Toronto Consort presents Kanatha/Canada: First Encounters tonight at Trinity St. Paul’s Centre in Toronto.

I stepped out into the sub-zero temperatures last night to see the Toronto Consort’s stimulating new show. It features instruments from the time of Champlain, as well as some traditional music performed by First Nation’s People, who are keeping their own music alive and well.

What did it sound like, centuries ago, when the original inhabitants of our land encountered visiting Europeans? The concert conjures up this imaginary soundscape.

The programme is built around a new piece by John Beckwith who, at age 90, stands as an inspiration to all Canadians. His contribution to composition, scholarship and the general musical life of our country is measureless.

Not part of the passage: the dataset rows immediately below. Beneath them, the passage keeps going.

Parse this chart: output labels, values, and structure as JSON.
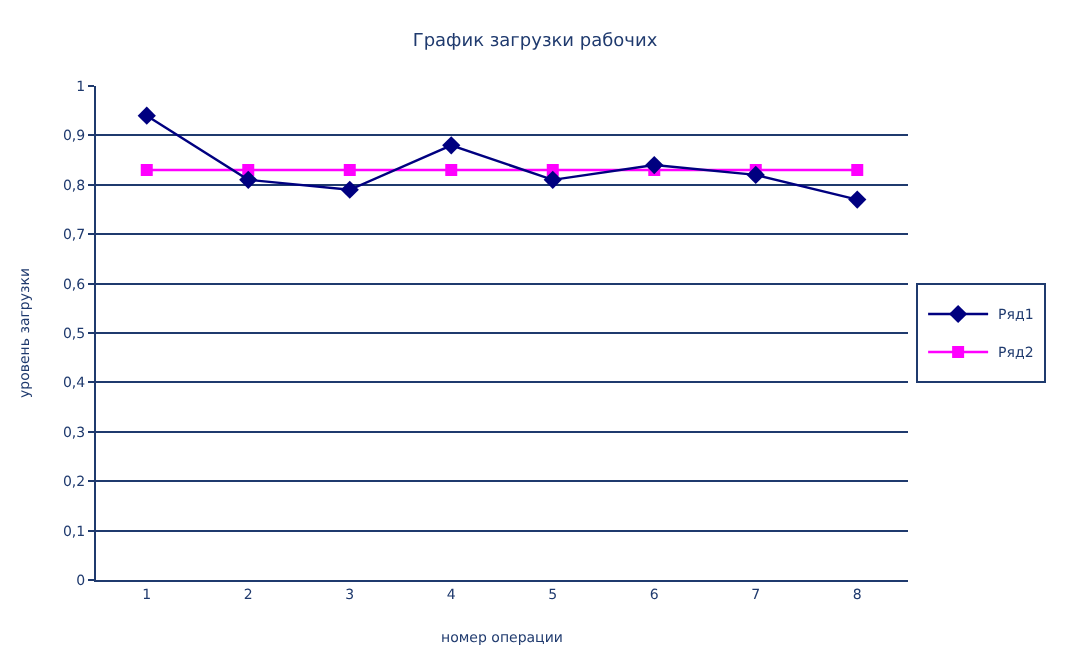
{
  "chart_data": {
    "type": "line",
    "title": "График загрузки рабочих",
    "xlabel": "номер операции",
    "ylabel": "уровень загрузки",
    "categories": [
      "1",
      "2",
      "3",
      "4",
      "5",
      "6",
      "7",
      "8"
    ],
    "series": [
      {
        "name": "Ряд1",
        "color": "#000080",
        "marker": "diamond",
        "values": [
          0.94,
          0.81,
          0.79,
          0.88,
          0.81,
          0.84,
          0.82,
          0.77
        ]
      },
      {
        "name": "Ряд2",
        "color": "#ff00ff",
        "marker": "square",
        "values": [
          0.83,
          0.83,
          0.83,
          0.83,
          0.83,
          0.83,
          0.83,
          0.83
        ]
      }
    ],
    "ylim": [
      0,
      1
    ],
    "yticks": [
      0,
      {
        "value": 0.1,
        "label": "0,1"
      },
      {
        "value": 0.2,
        "label": "0,2"
      },
      {
        "value": 0.3,
        "label": "0,3"
      },
      {
        "value": 0.4,
        "label": "0,4"
      },
      {
        "value": 0.5,
        "label": "0,5"
      },
      {
        "value": 0.6,
        "label": "0,6"
      },
      {
        "value": 0.7,
        "label": "0,7"
      },
      {
        "value": 0.8,
        "label": "0,8"
      },
      {
        "value": 0.9,
        "label": "0,9"
      },
      1
    ],
    "grid": "y",
    "legend": "right",
    "line_style": "solid"
  }
}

He gives a talk before the show tonight at 7pm, and he is as lively, as witty, gracious and spunky as ever. His new work features the glorious, velvety tones of Laura Pudwell and the Toronto Chamber Choir, prepared for this performance by their conductor Lucas Harris. Beckwith uses a chant-like choral medium to express words derived from original documents, as well as text in French by the Huron-Wendat poet George Sioui who also performs. Included in the period instrument group (viola da gamba, recorder, chamber organ etc) are two First Nation’s drummers, Marilyn George and Shirley Hay, who also perform as soloists in the first half.

But my new idol is Jeremy Dutcher, a young man who has combined his inquisitive mind, his research skills and his creative spirit. Listening to original wax cylinder recordings housed in the National Archive preserving the voices of his own ancestors singing, and studying his own, endangered Maliseet language, he combines ancient elements with his own very contemporary style. His music is a dance with his ancestors; a powerful, respectful and moving offering that blossoms without boundaries. Jeremy came up to York University to perform last month and the kids went wild. One of my students called the experience “low-level life changing.” The older, more sophisticated audience around me last night in downtown Toronto was equally enthusiastic.

The whole concert is an enlightenment, and I encourage you to step out into the Canadian winter to hear the last performance tonight at 8pm. David Fallis is in charge, so you know it’s going to be not only intellectually stimulating, but also full of lively historical tunes that skirt the boundaries of classical/folk/pop music.